Resident Evil 2 spielt hervorragend mit Licht und Schatten, um euch in stetige Anspannung zu versetzen. Hinzu kommt eine absolut herausragende Soundkulisse, die eine zum schneiden dichte Gruselatmosphäre kreiert. Das Remake ist kein schnelles Actionspiel wie Teil sechs, sondern nimmt sich genügend Zeit, richtig Spannung aufzubauen, bevor es zur Eskalation kommt. Klar, auch Resident Evil 2 den ein oder anderem Jump-Scare. Doch im Großen und Ganzen entsteht der Horror aus der famosen und dem geschickten Spannungsaufbau. Zudem versteht es der Titel geschickt an manchen Stellen das Tempo wirkungsvoll anzuziehen. Die meiste Zeit ist Resident Evil 2 ruhig und stimmungsvoll. Doch dann konfrontiert es uns auf einmal mit einer riesigen Horde Zombies im Weg, einem mutierten Krokodil, das uns durch die Kanalisation jagt oder dem grimmigen Tyrant, der uns durch das komplette Polizeirevier verfolgt.
Zudem wurden die verschiedenen Areale abwechslungsreich gestaltet und bieten eigene Horrorelemente. Während man im Polizeirevier quasi allein im Dunkeln mit Monstern eingesperrt ist, wartet man in der Kanalisation in einem Sumpf voller Leichen und Därmen, zwischen denen sich seltsame Mutationen verstecken. Und in den Labors von Umbrella trifft man sogar noch auf weitere widerliche Kreaturen, die ganz deutlich zeigen, dass kein Mensch und schon gar nicht bösartige Konzerne Regenschirm im Logo, Gott spielen sollten.

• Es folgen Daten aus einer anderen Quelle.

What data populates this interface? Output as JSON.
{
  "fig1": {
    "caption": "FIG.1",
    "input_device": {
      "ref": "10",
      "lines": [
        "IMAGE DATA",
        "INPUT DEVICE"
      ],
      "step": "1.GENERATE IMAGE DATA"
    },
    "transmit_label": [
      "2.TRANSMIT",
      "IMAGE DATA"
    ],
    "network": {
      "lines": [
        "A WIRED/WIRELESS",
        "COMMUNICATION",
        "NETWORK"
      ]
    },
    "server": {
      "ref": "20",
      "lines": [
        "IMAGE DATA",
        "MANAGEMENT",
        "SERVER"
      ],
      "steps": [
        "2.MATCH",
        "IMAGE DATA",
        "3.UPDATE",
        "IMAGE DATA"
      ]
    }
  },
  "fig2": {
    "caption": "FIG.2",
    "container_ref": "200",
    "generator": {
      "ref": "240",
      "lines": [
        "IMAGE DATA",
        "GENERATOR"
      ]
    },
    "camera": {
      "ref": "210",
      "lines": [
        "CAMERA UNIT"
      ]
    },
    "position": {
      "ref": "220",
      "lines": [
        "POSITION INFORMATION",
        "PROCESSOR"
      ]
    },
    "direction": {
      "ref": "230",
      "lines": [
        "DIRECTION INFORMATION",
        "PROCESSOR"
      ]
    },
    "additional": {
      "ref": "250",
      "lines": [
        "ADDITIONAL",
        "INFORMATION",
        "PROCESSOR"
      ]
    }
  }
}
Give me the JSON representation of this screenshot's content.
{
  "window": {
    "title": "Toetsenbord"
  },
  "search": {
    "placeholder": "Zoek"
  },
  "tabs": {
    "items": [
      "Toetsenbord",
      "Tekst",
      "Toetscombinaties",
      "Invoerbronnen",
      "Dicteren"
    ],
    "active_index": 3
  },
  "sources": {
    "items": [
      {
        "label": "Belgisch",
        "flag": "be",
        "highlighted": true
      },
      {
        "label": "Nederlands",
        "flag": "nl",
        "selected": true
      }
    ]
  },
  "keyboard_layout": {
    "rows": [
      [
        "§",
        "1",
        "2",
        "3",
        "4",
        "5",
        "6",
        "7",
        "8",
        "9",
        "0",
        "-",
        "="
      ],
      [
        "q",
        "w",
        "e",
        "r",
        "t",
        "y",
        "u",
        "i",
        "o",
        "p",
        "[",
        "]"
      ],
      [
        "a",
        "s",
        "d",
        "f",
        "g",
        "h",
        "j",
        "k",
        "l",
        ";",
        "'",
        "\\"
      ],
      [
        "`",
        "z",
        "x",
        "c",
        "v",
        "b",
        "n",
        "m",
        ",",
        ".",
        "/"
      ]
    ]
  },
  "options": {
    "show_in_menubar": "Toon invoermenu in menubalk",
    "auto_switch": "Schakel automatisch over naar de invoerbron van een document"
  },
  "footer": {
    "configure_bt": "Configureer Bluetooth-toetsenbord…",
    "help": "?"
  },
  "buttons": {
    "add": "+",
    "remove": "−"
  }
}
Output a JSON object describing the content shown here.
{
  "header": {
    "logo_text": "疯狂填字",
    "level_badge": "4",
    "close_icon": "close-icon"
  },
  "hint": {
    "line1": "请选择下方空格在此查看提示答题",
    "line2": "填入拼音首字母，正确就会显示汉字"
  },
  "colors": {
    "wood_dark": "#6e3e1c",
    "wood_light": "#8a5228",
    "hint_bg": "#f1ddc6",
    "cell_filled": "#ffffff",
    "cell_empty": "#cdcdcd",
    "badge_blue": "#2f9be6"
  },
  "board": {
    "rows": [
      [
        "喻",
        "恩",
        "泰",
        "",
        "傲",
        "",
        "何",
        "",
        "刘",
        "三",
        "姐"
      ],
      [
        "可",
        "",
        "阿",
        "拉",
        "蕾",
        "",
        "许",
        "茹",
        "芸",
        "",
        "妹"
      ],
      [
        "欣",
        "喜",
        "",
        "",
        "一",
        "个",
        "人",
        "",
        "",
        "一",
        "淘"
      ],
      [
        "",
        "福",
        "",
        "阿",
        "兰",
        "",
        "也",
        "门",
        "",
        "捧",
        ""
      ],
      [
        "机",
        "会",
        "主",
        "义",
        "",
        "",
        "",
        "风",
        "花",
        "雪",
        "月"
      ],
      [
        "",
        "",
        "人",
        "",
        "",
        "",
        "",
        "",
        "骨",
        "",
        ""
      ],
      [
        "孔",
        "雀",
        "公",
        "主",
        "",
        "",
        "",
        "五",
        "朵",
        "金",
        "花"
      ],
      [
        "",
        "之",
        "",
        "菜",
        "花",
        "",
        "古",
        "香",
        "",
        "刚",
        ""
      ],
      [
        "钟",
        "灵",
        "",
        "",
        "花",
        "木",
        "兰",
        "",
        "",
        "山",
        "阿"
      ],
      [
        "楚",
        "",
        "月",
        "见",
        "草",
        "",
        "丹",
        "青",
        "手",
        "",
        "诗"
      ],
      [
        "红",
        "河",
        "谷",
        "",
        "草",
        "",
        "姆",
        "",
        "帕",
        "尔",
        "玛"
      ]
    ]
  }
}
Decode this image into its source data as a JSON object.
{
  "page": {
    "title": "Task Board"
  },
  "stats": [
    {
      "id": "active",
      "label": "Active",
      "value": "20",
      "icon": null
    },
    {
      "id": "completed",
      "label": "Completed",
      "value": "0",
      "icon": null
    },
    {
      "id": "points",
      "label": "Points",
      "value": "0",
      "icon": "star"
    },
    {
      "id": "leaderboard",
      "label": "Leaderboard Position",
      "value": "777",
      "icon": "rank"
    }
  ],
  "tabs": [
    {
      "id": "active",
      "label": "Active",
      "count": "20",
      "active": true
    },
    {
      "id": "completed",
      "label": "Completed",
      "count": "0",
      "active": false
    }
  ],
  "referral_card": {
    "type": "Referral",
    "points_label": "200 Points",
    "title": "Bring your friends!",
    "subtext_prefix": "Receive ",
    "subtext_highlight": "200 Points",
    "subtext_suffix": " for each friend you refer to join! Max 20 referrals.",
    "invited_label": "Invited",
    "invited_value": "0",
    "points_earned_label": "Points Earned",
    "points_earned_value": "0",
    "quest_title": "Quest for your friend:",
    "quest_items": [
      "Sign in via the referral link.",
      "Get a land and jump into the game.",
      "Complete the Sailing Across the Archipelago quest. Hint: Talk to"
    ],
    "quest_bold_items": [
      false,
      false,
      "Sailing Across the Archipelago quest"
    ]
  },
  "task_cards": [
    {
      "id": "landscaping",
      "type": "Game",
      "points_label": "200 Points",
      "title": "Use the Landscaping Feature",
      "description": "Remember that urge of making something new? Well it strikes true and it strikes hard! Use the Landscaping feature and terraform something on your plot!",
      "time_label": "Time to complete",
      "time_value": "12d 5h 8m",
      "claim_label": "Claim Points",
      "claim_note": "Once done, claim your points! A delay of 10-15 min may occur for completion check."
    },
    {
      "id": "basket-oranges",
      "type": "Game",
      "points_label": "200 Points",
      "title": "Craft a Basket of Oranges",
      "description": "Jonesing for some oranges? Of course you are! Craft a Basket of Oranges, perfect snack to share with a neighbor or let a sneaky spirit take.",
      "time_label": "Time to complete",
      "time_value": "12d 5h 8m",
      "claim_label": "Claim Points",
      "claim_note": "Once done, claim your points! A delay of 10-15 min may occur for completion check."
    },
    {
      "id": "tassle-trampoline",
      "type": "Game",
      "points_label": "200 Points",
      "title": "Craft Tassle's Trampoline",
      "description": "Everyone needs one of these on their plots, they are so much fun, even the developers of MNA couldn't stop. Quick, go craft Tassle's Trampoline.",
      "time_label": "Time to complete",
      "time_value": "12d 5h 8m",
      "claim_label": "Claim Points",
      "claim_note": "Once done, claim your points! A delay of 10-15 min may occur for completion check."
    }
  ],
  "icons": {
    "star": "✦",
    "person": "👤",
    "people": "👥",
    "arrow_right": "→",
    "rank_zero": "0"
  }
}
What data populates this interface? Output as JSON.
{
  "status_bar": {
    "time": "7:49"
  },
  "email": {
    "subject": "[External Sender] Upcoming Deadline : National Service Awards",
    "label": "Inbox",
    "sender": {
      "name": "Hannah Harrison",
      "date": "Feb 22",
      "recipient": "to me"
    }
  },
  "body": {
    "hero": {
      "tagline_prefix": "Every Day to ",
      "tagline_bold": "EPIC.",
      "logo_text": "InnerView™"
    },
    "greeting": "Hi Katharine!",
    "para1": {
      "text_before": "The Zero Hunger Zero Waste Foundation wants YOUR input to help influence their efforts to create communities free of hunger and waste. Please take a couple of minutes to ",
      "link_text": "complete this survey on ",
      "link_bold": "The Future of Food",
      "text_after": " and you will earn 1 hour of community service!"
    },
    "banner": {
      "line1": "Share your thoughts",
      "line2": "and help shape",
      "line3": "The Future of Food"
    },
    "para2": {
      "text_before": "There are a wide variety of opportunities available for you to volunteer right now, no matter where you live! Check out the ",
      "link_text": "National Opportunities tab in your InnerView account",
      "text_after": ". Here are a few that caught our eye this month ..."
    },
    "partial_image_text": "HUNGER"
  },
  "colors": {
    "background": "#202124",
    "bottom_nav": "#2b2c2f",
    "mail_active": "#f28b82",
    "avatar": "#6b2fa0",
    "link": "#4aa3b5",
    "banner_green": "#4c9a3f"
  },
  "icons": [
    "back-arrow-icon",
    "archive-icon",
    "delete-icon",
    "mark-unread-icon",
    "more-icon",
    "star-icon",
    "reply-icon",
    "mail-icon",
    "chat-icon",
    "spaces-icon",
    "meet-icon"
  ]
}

Im Gegensatz zu vielen anderen Action-Adventures und auch einigen neueren Resident-Evil-Teilen, sind die verschiedenen Gebiete im Spiel nicht nur bloß Kulissen, durch die ihr hindurchgescheucht werdet. Sämtliche Areale sind quasi ein großes Rätsel, bei dem ihr verschiedene Dinge erfüllen müsst, um es zu lösen. Oder besser gesagt, einen Weg hindurch zu finden. Gelangt ihr in ein Gebiet, sind zunächst nur wenige Türen offen. Mal fehlt euch ein bestimmter Schlüssel für besondere Türen, mal fehlt euch ein bestimmter Gegenstand, um einen Mechanismus in Gang zu setzen. Dieser sorgt dann dafür, dass sich ein neuer Pfad öffnet oder ihr ein weiteres Item erlangt, das ihr für ein Rätsel benötigt, dessen Lösung wiederum eine vormals verschlossene Tür oder gar einen Geheimgang öffnet. Dies sorgt dafür, dass ihr die verschiedenen Gebiete im Spiel bald wie eure eigene Westentasche kennt.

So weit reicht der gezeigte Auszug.